# Sucker Fishing



## truk (Jan 17, 2005)

Suckers; AKA "poor mans salmon":yikes:


----------



## fish fanatic jr. (Feb 18, 2004)

I'm getting excited to hopefully baseball doesnt cut into the run that much. I leave extra line/tag off the swivel and attach weight to that so when it snags off goes the weight and get my rig back. red, blue, green, yellow sponge works great.


----------



## big_phish (Jan 1, 2009)

Little Roober said:


> Egg flies or sponge works really well. No re-baiting at all. My go-to is red during the day, yellow at night.


 
Ditto on the sponge, I remember the first year I was in Omer fishing. My brother and I had bought us a dozen crawlers to use only to find out that the suckers were going through them like crazy. There was a guy up by the parking lot in town selling sponge out of his van. We bought a pack for a buck (expensive for a few pieces of sponge) and never looked back. They're cheap and very effective. I haven't been up there in a few years but if I were to go back, I'd make a stop at my local meijers and stock up on the sponge.
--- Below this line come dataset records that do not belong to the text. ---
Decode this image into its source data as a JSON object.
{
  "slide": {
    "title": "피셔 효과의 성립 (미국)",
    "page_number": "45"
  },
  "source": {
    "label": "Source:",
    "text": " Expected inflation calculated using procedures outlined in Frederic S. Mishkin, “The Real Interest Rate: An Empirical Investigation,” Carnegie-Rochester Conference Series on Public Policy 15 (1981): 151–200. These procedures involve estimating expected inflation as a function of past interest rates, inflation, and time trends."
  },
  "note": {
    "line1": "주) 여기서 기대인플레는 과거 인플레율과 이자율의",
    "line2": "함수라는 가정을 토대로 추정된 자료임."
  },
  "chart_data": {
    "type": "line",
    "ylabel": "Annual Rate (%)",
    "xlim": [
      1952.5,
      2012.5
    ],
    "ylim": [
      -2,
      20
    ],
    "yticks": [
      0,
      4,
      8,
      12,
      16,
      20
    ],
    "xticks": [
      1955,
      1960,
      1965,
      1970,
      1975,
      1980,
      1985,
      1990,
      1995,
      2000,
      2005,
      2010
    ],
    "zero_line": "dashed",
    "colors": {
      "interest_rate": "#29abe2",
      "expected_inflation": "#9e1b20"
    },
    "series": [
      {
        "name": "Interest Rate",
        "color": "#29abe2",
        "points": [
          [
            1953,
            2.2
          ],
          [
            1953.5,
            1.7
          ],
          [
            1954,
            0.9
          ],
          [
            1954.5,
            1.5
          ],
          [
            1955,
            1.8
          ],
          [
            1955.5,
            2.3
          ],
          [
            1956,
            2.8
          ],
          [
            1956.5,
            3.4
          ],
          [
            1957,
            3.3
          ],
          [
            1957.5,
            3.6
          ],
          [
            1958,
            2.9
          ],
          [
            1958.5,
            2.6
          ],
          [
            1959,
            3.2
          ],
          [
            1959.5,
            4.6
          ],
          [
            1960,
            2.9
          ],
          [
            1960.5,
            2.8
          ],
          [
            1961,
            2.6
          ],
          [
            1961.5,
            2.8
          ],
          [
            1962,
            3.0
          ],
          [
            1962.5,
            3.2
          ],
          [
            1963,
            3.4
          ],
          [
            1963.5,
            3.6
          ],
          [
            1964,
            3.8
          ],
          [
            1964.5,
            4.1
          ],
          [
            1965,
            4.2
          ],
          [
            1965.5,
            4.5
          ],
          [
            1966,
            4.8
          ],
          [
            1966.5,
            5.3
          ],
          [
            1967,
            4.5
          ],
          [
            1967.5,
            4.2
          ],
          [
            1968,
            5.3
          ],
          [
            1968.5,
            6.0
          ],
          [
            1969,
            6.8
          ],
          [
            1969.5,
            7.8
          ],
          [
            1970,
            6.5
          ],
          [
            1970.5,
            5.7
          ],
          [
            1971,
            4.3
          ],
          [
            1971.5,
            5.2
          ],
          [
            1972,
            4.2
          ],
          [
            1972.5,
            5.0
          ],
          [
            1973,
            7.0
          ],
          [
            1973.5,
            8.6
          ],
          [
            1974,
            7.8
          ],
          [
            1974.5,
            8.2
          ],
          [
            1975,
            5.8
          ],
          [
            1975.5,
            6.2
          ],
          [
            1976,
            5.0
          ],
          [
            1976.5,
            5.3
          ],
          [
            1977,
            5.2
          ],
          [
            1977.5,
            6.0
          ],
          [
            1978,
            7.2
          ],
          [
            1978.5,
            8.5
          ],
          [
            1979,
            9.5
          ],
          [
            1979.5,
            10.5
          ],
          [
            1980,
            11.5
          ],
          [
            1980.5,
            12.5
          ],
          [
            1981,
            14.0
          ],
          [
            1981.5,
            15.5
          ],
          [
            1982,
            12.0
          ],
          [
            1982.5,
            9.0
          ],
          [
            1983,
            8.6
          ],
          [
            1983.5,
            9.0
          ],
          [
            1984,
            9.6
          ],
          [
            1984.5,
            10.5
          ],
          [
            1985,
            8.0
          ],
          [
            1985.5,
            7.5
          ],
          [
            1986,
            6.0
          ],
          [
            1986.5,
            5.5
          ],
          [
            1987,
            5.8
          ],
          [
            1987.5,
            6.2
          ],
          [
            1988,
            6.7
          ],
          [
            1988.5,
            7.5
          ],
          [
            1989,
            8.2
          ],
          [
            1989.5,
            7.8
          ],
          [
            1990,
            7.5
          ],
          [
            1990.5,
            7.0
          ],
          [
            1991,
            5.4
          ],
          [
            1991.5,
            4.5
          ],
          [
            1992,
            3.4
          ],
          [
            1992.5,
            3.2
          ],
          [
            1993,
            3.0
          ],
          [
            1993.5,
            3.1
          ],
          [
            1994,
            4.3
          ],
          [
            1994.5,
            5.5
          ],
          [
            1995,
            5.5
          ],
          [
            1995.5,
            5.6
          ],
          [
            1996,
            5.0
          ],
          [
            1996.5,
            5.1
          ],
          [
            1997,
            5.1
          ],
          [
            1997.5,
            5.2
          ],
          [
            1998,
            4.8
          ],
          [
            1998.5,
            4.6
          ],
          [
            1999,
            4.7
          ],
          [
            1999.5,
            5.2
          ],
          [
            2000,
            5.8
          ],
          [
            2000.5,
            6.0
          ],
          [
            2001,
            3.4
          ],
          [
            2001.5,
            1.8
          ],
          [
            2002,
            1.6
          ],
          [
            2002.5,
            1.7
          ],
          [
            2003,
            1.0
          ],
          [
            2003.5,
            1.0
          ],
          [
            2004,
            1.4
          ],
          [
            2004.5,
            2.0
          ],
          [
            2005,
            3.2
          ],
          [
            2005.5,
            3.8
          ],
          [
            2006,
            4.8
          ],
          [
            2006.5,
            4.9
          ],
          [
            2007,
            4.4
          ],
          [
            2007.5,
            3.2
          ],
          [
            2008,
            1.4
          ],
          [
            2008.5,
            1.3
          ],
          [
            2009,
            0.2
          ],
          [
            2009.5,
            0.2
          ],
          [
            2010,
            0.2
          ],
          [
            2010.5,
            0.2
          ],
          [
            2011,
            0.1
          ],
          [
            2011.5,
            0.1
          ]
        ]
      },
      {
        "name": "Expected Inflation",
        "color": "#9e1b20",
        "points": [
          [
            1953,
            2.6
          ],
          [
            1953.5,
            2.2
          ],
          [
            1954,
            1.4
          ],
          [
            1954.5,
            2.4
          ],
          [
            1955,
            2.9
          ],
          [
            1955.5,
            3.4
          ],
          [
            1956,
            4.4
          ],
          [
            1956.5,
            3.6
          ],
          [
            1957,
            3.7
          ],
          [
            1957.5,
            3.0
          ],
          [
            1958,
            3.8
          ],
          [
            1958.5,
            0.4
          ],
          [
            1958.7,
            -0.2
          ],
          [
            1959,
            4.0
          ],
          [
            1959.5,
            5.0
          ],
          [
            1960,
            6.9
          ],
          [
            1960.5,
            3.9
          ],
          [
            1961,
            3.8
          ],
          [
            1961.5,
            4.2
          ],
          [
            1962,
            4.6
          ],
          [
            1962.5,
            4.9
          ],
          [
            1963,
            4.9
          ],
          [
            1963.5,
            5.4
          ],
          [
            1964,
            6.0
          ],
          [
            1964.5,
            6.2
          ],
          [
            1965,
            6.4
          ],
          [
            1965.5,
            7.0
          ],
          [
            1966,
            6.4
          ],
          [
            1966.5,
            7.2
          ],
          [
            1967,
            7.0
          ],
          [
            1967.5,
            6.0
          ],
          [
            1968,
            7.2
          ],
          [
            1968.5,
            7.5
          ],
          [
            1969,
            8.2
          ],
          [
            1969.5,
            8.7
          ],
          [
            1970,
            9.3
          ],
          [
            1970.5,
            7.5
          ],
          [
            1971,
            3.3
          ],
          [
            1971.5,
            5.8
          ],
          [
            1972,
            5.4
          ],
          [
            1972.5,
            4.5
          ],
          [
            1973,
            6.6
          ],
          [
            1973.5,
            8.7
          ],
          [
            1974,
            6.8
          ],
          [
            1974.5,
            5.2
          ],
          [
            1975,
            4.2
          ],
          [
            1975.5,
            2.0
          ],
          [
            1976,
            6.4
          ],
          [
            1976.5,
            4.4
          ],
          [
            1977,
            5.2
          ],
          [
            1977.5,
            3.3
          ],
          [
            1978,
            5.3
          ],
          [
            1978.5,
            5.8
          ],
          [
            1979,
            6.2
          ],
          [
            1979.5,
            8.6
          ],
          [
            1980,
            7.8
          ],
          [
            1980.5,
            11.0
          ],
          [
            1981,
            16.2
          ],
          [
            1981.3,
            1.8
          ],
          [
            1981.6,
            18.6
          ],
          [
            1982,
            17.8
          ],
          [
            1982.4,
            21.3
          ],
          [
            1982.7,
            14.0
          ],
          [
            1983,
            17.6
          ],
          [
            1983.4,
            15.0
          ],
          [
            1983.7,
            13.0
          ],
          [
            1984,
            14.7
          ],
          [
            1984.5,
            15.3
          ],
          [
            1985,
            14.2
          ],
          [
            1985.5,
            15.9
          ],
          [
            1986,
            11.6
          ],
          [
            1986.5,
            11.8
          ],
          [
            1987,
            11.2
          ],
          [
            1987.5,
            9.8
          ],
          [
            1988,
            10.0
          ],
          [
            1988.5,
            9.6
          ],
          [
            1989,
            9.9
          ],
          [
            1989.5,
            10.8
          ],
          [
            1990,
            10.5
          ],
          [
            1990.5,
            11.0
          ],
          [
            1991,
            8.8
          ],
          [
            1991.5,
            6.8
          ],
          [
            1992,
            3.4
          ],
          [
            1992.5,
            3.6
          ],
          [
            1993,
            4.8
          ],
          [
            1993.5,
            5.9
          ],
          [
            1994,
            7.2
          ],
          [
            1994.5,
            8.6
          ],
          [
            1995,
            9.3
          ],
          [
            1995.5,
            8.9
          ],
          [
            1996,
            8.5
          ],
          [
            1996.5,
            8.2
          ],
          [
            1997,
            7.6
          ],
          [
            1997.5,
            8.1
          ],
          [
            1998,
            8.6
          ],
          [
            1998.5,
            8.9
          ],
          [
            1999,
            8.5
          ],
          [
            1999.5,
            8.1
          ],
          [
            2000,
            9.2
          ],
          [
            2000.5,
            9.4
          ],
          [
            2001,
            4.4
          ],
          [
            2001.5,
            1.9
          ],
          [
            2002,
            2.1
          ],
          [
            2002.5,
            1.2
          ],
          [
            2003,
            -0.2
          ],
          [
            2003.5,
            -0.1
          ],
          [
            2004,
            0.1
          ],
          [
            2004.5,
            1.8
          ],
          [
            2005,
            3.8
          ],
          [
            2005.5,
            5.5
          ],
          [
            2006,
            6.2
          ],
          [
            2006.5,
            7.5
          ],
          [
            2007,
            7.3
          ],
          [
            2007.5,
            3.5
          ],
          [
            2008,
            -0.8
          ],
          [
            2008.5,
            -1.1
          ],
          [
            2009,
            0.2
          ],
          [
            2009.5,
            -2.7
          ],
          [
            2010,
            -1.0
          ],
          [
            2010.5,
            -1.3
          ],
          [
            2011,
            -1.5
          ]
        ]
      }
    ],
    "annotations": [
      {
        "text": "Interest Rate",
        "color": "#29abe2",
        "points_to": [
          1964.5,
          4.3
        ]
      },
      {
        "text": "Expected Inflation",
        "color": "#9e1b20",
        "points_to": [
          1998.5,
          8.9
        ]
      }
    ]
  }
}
Every now and then, you'll get a steelhead that will mistaken your piece of sponge for an egg fly. That's a nice bonus.


----------



## bucknduck (Nov 7, 2003)

I was in Omer last Friday and the river was sending ice downstream. I'm predicting 2 weeks at most. I might hit the river sometime next week midweek and report back.


----------



## youngslayer (Oct 27, 2008)

I caught a lot in the Clinton River the past 2 days! Night crawlers and slip sinkers.


----------